In order for science students to succeed in a career, Philips recommends that they learn to think clearly and write well. “These two skills go hand in hand; being able to express complex ideas clearly and succinctly helps in any field of science or business,” he says.
Philips started at U of D as a basic researcher, and he credits former Chemistry department Chair Harry Szmant with encouraging his interest in applied chemistry. When the opportunity arose at Pfizer, Philips was confident in his ability to succeed in the industrial sector. “I’m indebted to Harry for that,” he says.
Philips is also active as the founder and president of an education foundation in Rhode Island that provides scholarships to college students and educational project grants in the local regional school system.

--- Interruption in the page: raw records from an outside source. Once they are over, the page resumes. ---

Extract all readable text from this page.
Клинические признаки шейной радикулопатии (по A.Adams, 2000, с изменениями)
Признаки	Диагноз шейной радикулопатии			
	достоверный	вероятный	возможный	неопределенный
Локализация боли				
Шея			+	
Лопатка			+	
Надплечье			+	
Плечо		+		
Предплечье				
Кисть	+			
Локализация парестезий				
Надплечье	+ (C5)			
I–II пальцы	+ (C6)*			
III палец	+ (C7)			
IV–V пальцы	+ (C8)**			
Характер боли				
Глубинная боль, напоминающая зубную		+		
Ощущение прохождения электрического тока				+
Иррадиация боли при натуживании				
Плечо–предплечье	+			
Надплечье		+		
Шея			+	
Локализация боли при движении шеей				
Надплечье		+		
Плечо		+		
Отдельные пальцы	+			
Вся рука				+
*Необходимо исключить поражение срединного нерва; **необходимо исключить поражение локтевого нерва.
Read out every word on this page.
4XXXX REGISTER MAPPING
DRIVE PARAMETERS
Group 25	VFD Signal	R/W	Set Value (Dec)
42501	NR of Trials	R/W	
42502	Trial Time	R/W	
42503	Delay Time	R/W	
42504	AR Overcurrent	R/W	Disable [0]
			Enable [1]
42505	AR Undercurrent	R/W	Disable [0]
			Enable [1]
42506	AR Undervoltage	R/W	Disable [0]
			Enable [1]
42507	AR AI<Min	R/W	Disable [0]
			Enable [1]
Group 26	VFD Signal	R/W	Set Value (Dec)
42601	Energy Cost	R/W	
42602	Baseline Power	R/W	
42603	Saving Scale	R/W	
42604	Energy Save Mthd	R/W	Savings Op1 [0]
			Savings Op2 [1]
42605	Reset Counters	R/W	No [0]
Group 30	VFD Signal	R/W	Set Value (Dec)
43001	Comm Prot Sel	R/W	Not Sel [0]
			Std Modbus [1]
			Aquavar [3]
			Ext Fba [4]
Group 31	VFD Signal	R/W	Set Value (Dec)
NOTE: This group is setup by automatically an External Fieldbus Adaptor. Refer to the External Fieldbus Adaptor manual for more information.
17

The emphasis on mentoring continues at UDM today. Education is a major investment, and donors increasingly realize how their support makes a difference in the life of a UDM student. Through scholarships, they can help students who otherwise would have difficulty paying tuition. Students who receive scholarships give back to society by applying their knowledge base to problems and creating new solutions. “I am very pleased to have started the Kerstin DeLong Philips Endowment at the University and to have had a hand in the formation of the John A. McLean and H. Harry Szmant endowments as well.
“As a country, we are going to be short of scientific and engineering personnel—especially when competing against the Chinese and Japanese. There will always be jobs in the hard sciences and engineering,” Philips says. “To be competitive in a global economy, we need American students who are well trained in the hard sciences and engineering. Then they can pursue a variety of careers that match their skills and interests, addressing the broad challenges of the 21st Century,” he notes.